At the Sloan Sports Analytics Conference in Boston on March 1, 2014, MLBAM made a presentation about a new tracking system that will effectively track everything on the field: the pitched and batted baseball and all the players. Although not officially announced, it is my understanding from discussions with people in the know that the new system is a merger of radar and video technology, taking full advantages of the strenghts of each. Doppler radar is the natural technology for tracking the baseball. Video is the natural technology for tracking the players on the field. Together, they offer a powerful tool that has the potential to revolutionize baseball analytics. A great example of how the tracking technology might be used in broadcasts is shown in this clip.

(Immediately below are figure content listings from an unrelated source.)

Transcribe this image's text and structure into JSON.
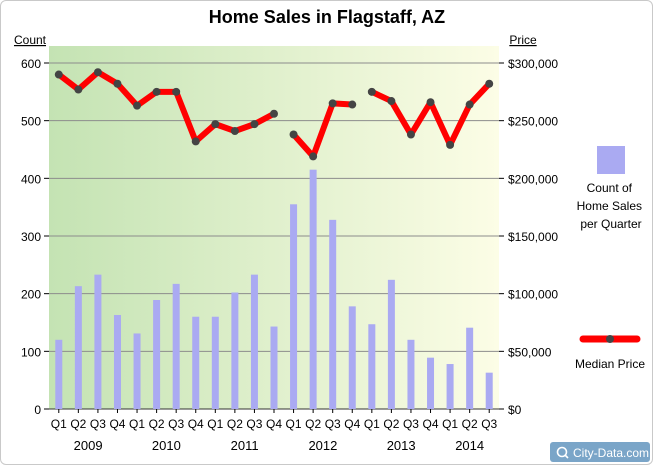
{
  "chart_data": {
    "type": "bar+line",
    "title": "Home Sales in Flagstaff, AZ",
    "left_axis_label": "Count",
    "right_axis_label": "Price",
    "left_ylim": [
      0,
      600
    ],
    "right_ylim": [
      0,
      300000
    ],
    "left_ticks": [
      "0",
      "100",
      "200",
      "300",
      "400",
      "500",
      "600"
    ],
    "right_ticks": [
      "$0",
      "$50,000",
      "$100,000",
      "$150,000",
      "$200,000",
      "$250,000",
      "$300,000"
    ],
    "categories": [
      "Q1",
      "Q2",
      "Q3",
      "Q4",
      "Q1",
      "Q2",
      "Q3",
      "Q4",
      "Q1",
      "Q2",
      "Q3",
      "Q4",
      "Q1",
      "Q2",
      "Q3",
      "Q4",
      "Q1",
      "Q2",
      "Q3",
      "Q4",
      "Q1",
      "Q2",
      "Q3"
    ],
    "years": [
      "2009",
      "2010",
      "2011",
      "2012",
      "2013",
      "2014"
    ],
    "grid": true,
    "legend_placement": "right",
    "series": [
      {
        "name": "Count of Home Sales per Quarter",
        "legend_lines": [
          "Count of",
          "Home Sales",
          "per Quarter"
        ],
        "kind": "bar",
        "color": "#aaaaf2",
        "values": [
          120,
          213,
          233,
          163,
          131,
          189,
          217,
          160,
          160,
          202,
          233,
          143,
          355,
          415,
          328,
          178,
          147,
          224,
          120,
          89,
          78,
          141,
          63
        ]
      },
      {
        "name": "Median Price",
        "legend_lines": [
          "Median Price"
        ],
        "kind": "line",
        "color": "#ff0000",
        "values": [
          290000,
          277000,
          292000,
          282000,
          263000,
          275000,
          275000,
          232000,
          247000,
          241000,
          247000,
          256000,
          238000,
          219000,
          265000,
          264000,
          275000,
          267000,
          238000,
          266000,
          229000,
          264000,
          282000
        ],
        "breaks_after_index": [
          11,
          15
        ]
      }
    ]
  },
  "watermark": "City-Data.com",
  "colors": {
    "plot_bg_left": "#c4e3b3",
    "plot_bg_right": "#fcfde6",
    "grid": "#8c8c8c",
    "marker": "#444444"
  }
}
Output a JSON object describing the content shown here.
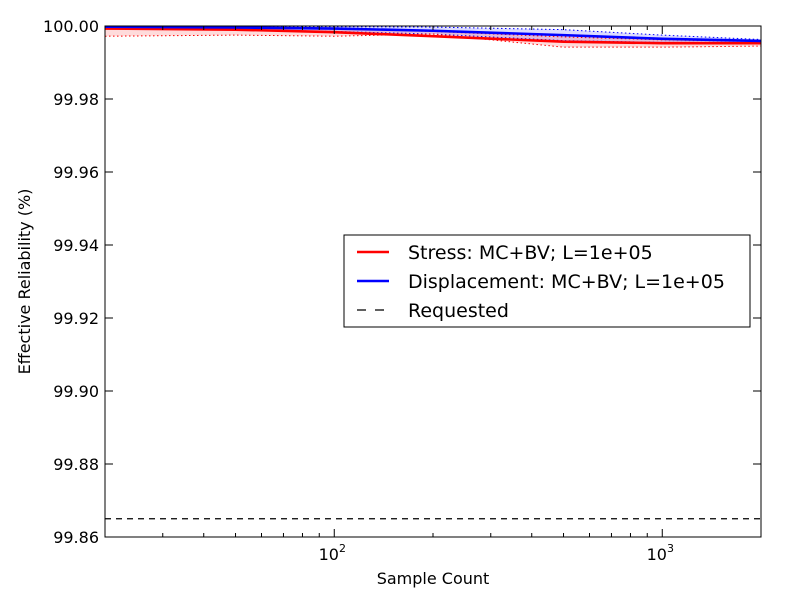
{
  "chart_data": {
    "type": "line",
    "title": "",
    "xlabel": "Sample Count",
    "ylabel": "Effective Reliability (%)",
    "xscale": "log",
    "xlim": [
      20,
      2000
    ],
    "ylim": [
      99.86,
      100.0
    ],
    "yticks": [
      "99.86",
      "99.88",
      "99.90",
      "99.92",
      "99.94",
      "99.96",
      "99.98",
      "100.00"
    ],
    "xticks": [
      {
        "value": 100,
        "base": "10",
        "exp": "2"
      },
      {
        "value": 1000,
        "base": "10",
        "exp": "3"
      }
    ],
    "grid": false,
    "legend_position": "center-right",
    "series": [
      {
        "name": "Stress: MC+BV; L=1e+05",
        "color": "#ff0000",
        "style": "solid",
        "x": [
          20,
          50,
          100,
          200,
          500,
          1000,
          2000
        ],
        "y": [
          99.9993,
          99.999,
          99.9983,
          99.9972,
          99.9957,
          99.9953,
          99.9953
        ],
        "band_upper": [
          99.9998,
          99.9996,
          99.9994,
          99.9985,
          99.997,
          99.9962,
          99.9958
        ],
        "band_lower": [
          99.9972,
          99.9975,
          99.9972,
          99.9978,
          99.9942,
          99.9942,
          99.9945
        ]
      },
      {
        "name": "Displacement: MC+BV; L=1e+05",
        "color": "#0000ff",
        "style": "solid",
        "x": [
          20,
          50,
          100,
          200,
          500,
          1000,
          2000
        ],
        "y": [
          99.9998,
          99.9996,
          99.9993,
          99.9987,
          99.9975,
          99.9965,
          99.9959
        ],
        "band_upper": [
          100.0,
          99.9999,
          99.9998,
          99.9997,
          99.999,
          99.9975,
          99.9963
        ],
        "band_lower": [
          99.9992,
          99.999,
          99.9985,
          99.9978,
          99.996,
          99.9955,
          99.9955
        ]
      },
      {
        "name": "Requested",
        "color": "#000000",
        "style": "dashed",
        "x": [
          20,
          2000
        ],
        "y": [
          99.865,
          99.865
        ]
      }
    ]
  }
}
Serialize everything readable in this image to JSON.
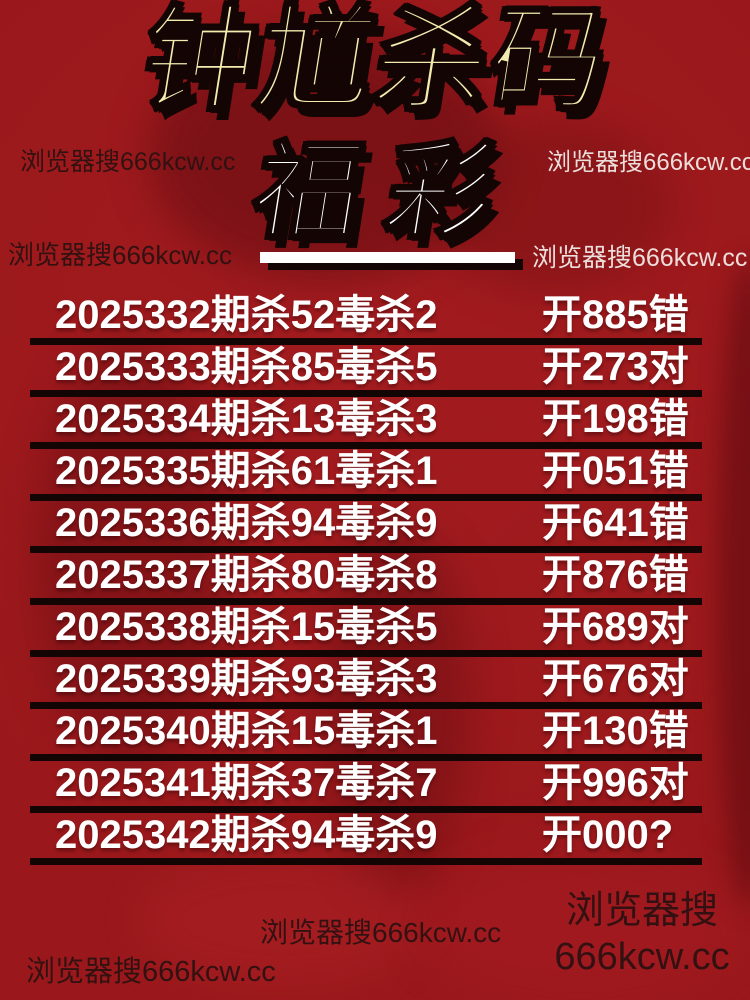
{
  "colors": {
    "background": "#9a181b",
    "title_fill": "#f2ecae",
    "subtitle_fill": "#ffffff",
    "row_text": "#ffffff",
    "line_black": "#140505",
    "watermark_dark": "#2a1111",
    "watermark_light": "#f2e9e6"
  },
  "title": {
    "main": "钟馗杀码",
    "sub": "福彩"
  },
  "watermark": {
    "text": "浏览器搜666kcw.cc",
    "line1": "浏览器搜",
    "line2": "666kcw.cc"
  },
  "table": {
    "rows": [
      {
        "left": "2025332期杀52毒杀2",
        "right": "开885错"
      },
      {
        "left": "2025333期杀85毒杀5",
        "right": "开273对"
      },
      {
        "left": "2025334期杀13毒杀3",
        "right": "开198错"
      },
      {
        "left": "2025335期杀61毒杀1",
        "right": "开051错"
      },
      {
        "left": "2025336期杀94毒杀9",
        "right": "开641错"
      },
      {
        "left": "2025337期杀80毒杀8",
        "right": "开876错"
      },
      {
        "left": "2025338期杀15毒杀5",
        "right": "开689对"
      },
      {
        "left": "2025339期杀93毒杀3",
        "right": "开676对"
      },
      {
        "left": "2025340期杀15毒杀1",
        "right": "开130错"
      },
      {
        "left": "2025341期杀37毒杀7",
        "right": "开996对"
      },
      {
        "left": "2025342期杀94毒杀9",
        "right": "开000?"
      }
    ]
  }
}
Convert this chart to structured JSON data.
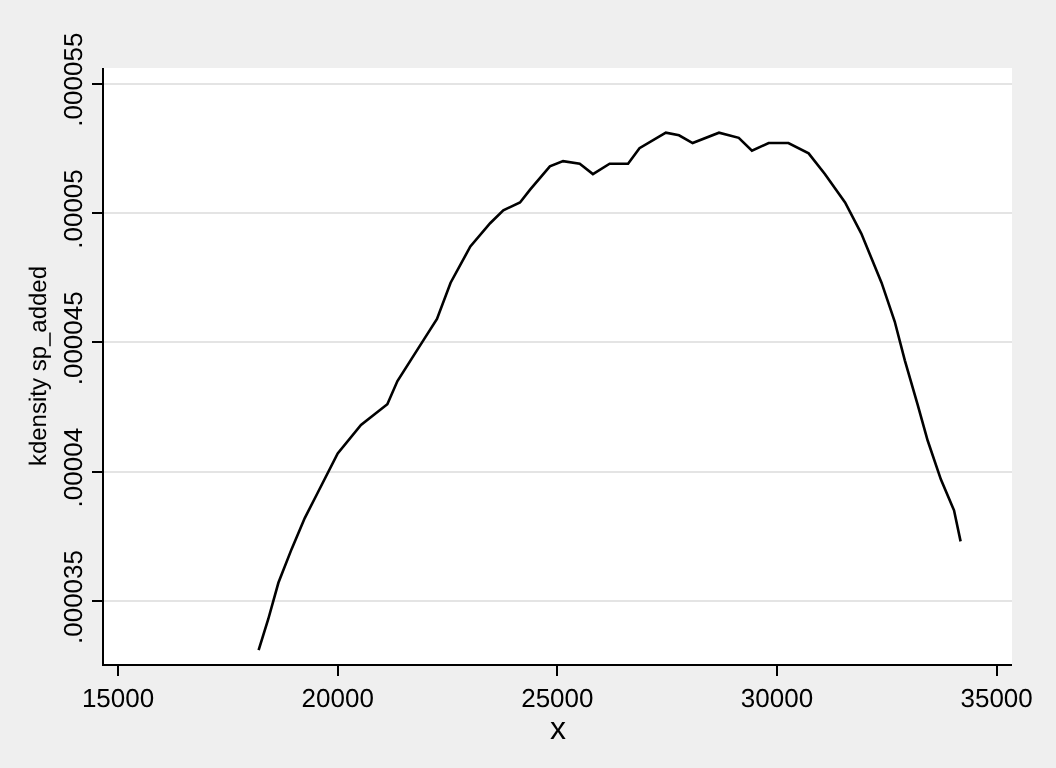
{
  "chart_data": {
    "type": "line",
    "xlabel": "x",
    "ylabel": "kdensity sp_added",
    "x": [
      18200,
      18420,
      18650,
      18950,
      19250,
      19550,
      20000,
      20530,
      21130,
      21360,
      21960,
      22260,
      22570,
      23020,
      23470,
      23770,
      24150,
      24380,
      24830,
      25130,
      25510,
      25810,
      26190,
      26610,
      26870,
      27470,
      27770,
      28080,
      28680,
      29130,
      29430,
      29810,
      30260,
      30720,
      31090,
      31550,
      31920,
      32380,
      32680,
      32910,
      33200,
      33430,
      33730,
      34030,
      34180
    ],
    "series": [
      {
        "color": "#000000",
        "values": [
          3.31e-05,
          3.43e-05,
          3.57e-05,
          3.7e-05,
          3.82e-05,
          3.92e-05,
          4.07e-05,
          4.18e-05,
          4.26e-05,
          4.35e-05,
          4.51e-05,
          4.59e-05,
          4.73e-05,
          4.87e-05,
          4.96e-05,
          5.01e-05,
          5.04e-05,
          5.09e-05,
          5.18e-05,
          5.2e-05,
          5.19e-05,
          5.15e-05,
          5.19e-05,
          5.19e-05,
          5.25e-05,
          5.31e-05,
          5.3e-05,
          5.27e-05,
          5.31e-05,
          5.29e-05,
          5.24e-05,
          5.27e-05,
          5.27e-05,
          5.23e-05,
          5.15e-05,
          5.04e-05,
          4.92e-05,
          4.73e-05,
          4.58e-05,
          4.43e-05,
          4.26e-05,
          4.12e-05,
          3.97e-05,
          3.85e-05,
          3.73e-05
        ]
      }
    ],
    "xlim": [
      14680,
      35350
    ],
    "xticks": [
      15000,
      20000,
      25000,
      30000,
      35000
    ],
    "ylim": [
      3.256e-05,
      5.56e-05
    ],
    "yticks": [
      {
        "value": 3.5e-05,
        "label": ".000035"
      },
      {
        "value": 4e-05,
        "label": ".00004"
      },
      {
        "value": 4.5e-05,
        "label": ".000045"
      },
      {
        "value": 5e-05,
        "label": ".00005"
      },
      {
        "value": 5.5e-05,
        "label": ".000055"
      }
    ],
    "grid": "y",
    "marker": "none",
    "line_style": "solid"
  }
}
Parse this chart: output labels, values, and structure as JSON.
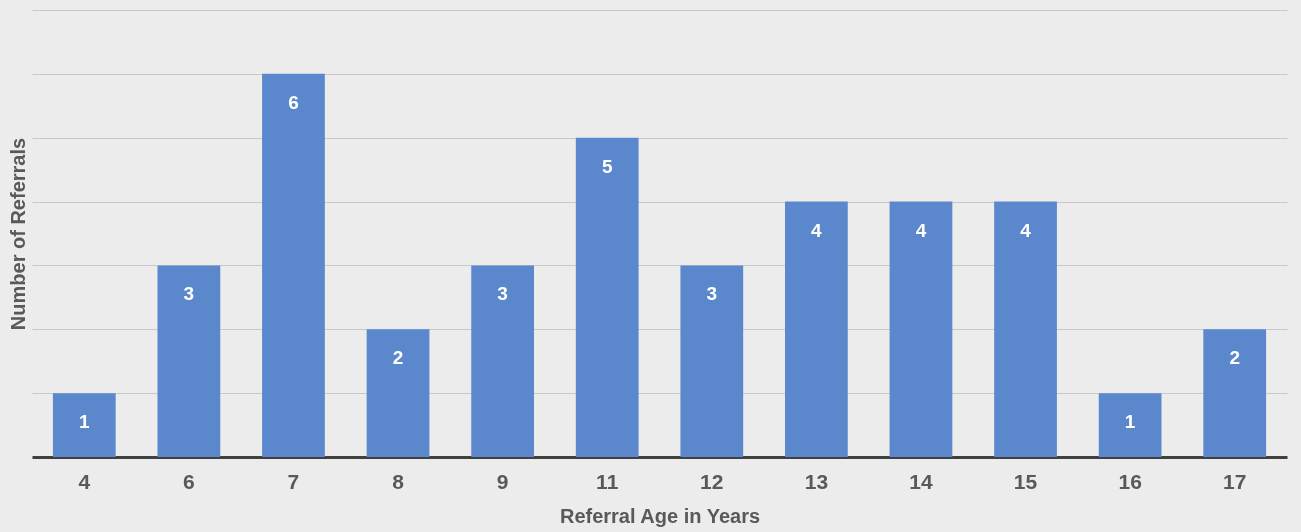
{
  "chart_data": {
    "type": "bar",
    "xlabel": "Referral Age in Years",
    "ylabel": "Number of Referrals",
    "categories": [
      "4",
      "6",
      "7",
      "8",
      "9",
      "11",
      "12",
      "13",
      "14",
      "15",
      "16",
      "17"
    ],
    "values": [
      1,
      3,
      6,
      2,
      3,
      5,
      3,
      4,
      4,
      4,
      1,
      2
    ],
    "color": "#5b87cc",
    "ylim": [
      0,
      7
    ],
    "yticks": [
      {
        "value": 0,
        "label": null
      },
      {
        "value": 1,
        "label": null
      },
      {
        "value": 2,
        "label": null
      },
      {
        "value": 3,
        "label": null
      },
      {
        "value": 4,
        "label": null
      },
      {
        "value": 5,
        "label": null
      },
      {
        "value": 6,
        "label": null
      },
      {
        "value": 7,
        "label": null
      }
    ],
    "grid": "y",
    "data_labels": true,
    "tick_labels": "x"
  }
}
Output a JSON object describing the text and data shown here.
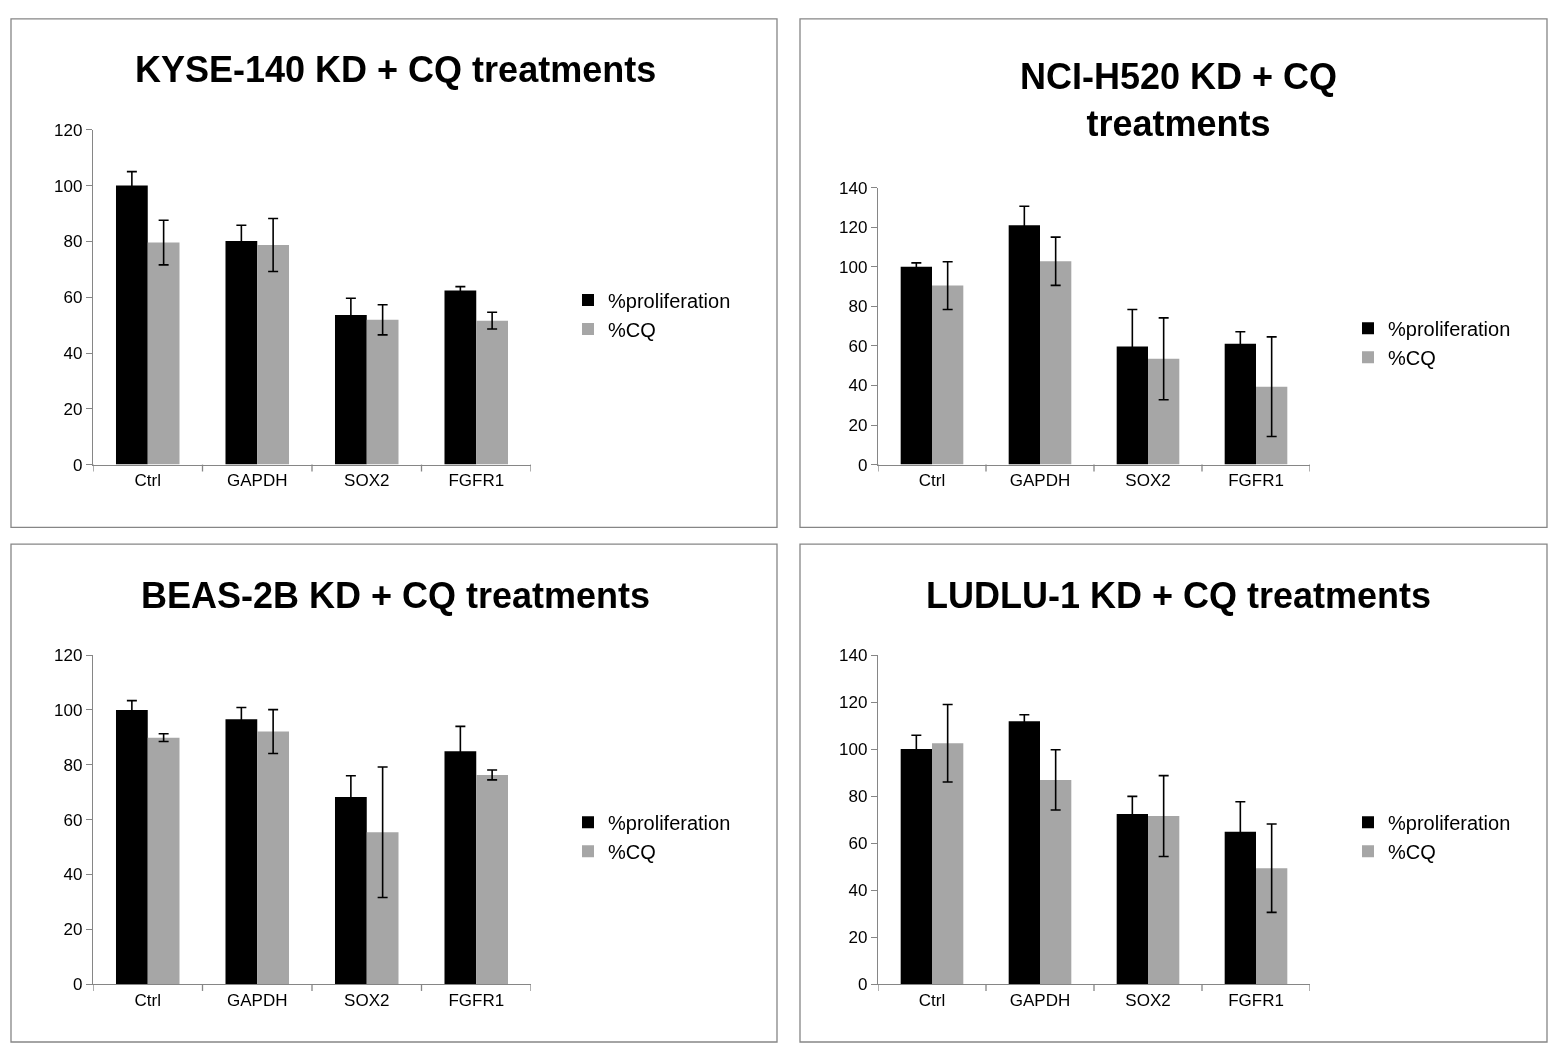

The new technology is a partnership between Trackman for the Doppler radar and Hego for the video. The new system will be installed at Miller Park in Milwaukee, Target Field in Minnesota, and Citi Field in New York for 2014, with a rollout to 29 USA parks (with Toronto still under discussion) for 2015. It is still not known how much, if any, of the data will be publicly available. As I learn more about this new technology and the MLB plans for rolling it out, I'll be posting at this site.

Modern Techniques for Evaluating Hitting


Batting Average for Balls in Play (BABIP) versus batted ball speed and vertical launch angle.

Link to slides of a talk I gave at the August 2013 Saberseminar at Boston University. The slide above shows that if a ball is hit hard (> 90 mph) and at a launch angle in the range 10-12 degrees, it will result in a hit almost 100% of the time. The data are from the April 2009 release of HITf/x.